What does this all mean for me? I think I'm relieved to have other options. I was getting really nervous about Valcyte, especially at such high doses and in the absence of very high blood levels of HHV-6 and EBV. I was also starting to feel stressed looking at the calendar and wondering how I'd handle two months of getting much worse (as often happens initially on Valcyte). I like the plan to try something milder first. At the same time, I've had to admit to myself a bit of disappointment that there's no miracle cure (yet!). The initial news of those 22 patients who improved dramatically on Valcyte was (and still is) pretty exciting, and I may have gotten my hopes up.

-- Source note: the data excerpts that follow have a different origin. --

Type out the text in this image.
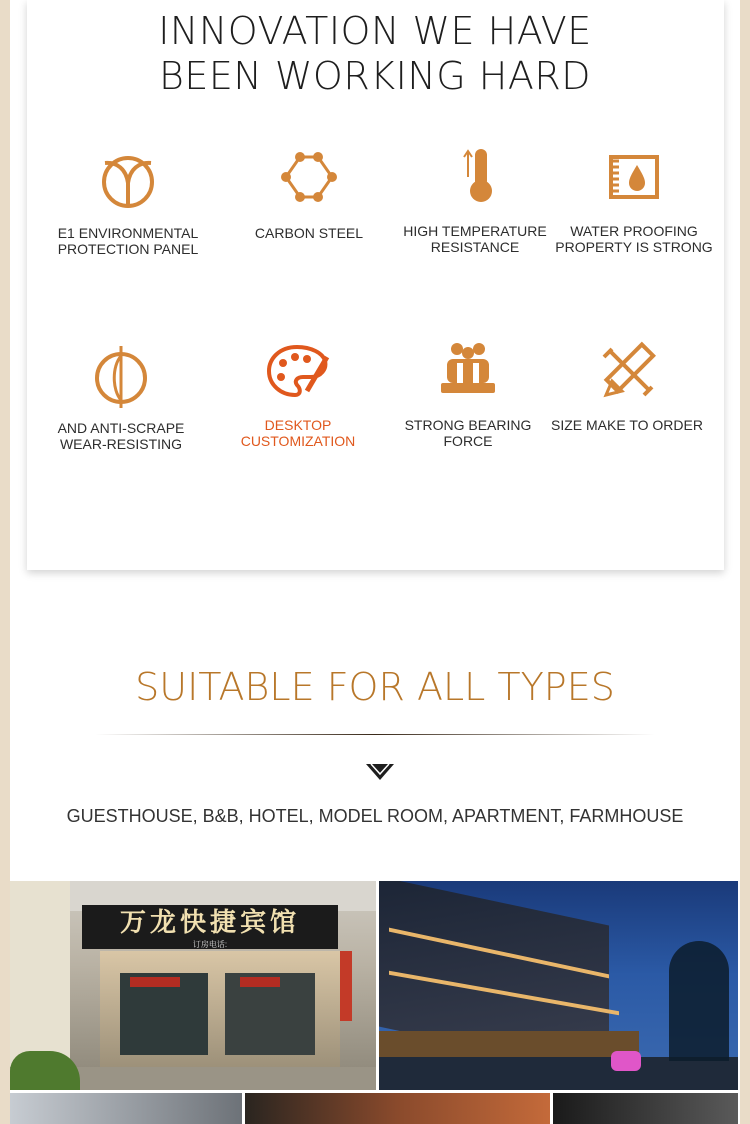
INNOVATION WE HAVE
BEEN WORKING HARD
E1 ENVIRONMENTAL
PROTECTION PANEL
CARBON STEEL	HIGH TEMPERATURE
RESISTANCE
WATER PROOFING
PROPERTY IS STRONG
AND ANTI-SCRAPE
WEAR-RESISTING
DESKTOP
CUSTOMIZATION
STRONG BEARING
FORCE
SIZE MAKE TO ORDER
SUITABLE FOR ALL TYPES
GUESTHOUSE, B&B, HOTEL, MODEL ROOM, APARTMENT, FARMHOUSE
万龙快捷宾馆
订房电话:
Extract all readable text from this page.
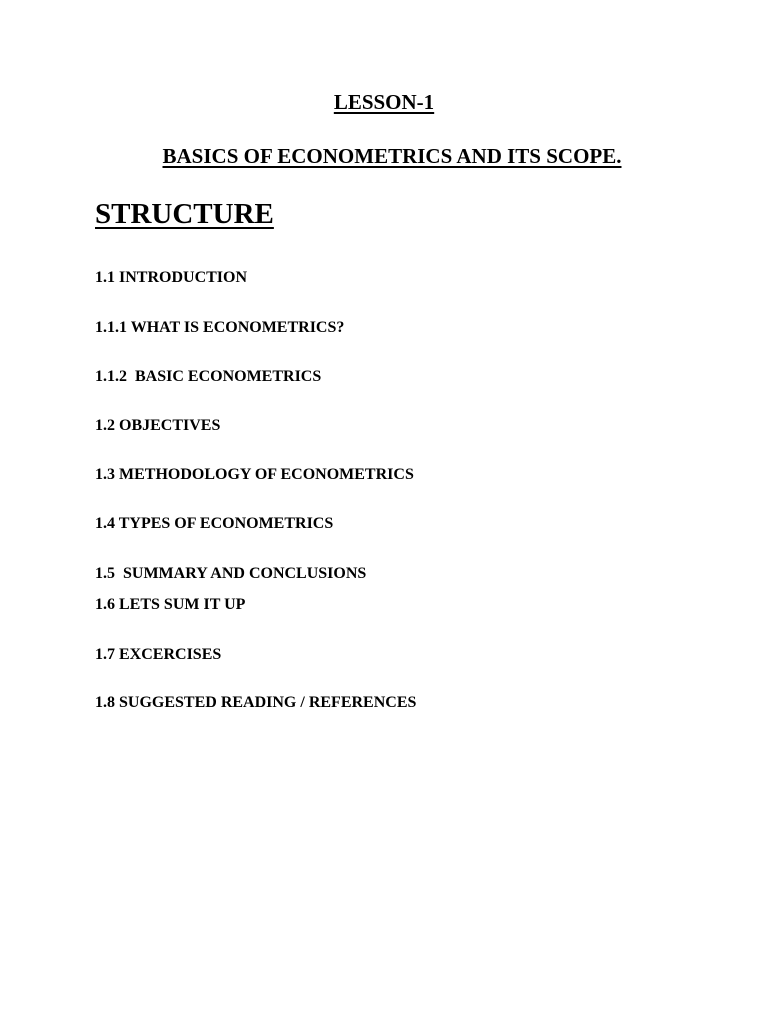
LESSON-1
BASICS OF ECONOMETRICS AND ITS SCOPE.
STRUCTURE
1.1 INTRODUCTION
1.1.1 WHAT IS ECONOMETRICS?
1.1.2  BASIC ECONOMETRICS
1.2 OBJECTIVES
1.3 METHODOLOGY OF ECONOMETRICS
1.4 TYPES OF ECONOMETRICS
1.5  SUMMARY AND CONCLUSIONS
1.6 LETS SUM IT UP
1.7 EXCERCISES
1.8 SUGGESTED READING / REFERENCES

I think all of this emphasizes what many CFS experts have been saying for years - that there are likely subsets of CFS, initiated by different triggers and probably responsive to different treatments. I still feel very, very optimistic about the terrific progress in CFS research in the past few years; Valcyte is likely just one of several breakthroughs we'll hear about in the near future.
I'm glad that I went to see Dr. Levine. Being someone who likes to deal with hard data and scientific fact, I am thrilled to have some real information on what's going on in my body, even if the picture is not yet complete. There is nothing more frustrating in the early days of CFS than all of those lab tests that show everything is "normal" while you keep suffering. I think I'll take my boys up to see Dr. Levine during the summer to see what their blood tests show.
Whew, that's enough for today. I've been in a fairly bad crash the past two days. I'll let you know how things go with this new treatment plan.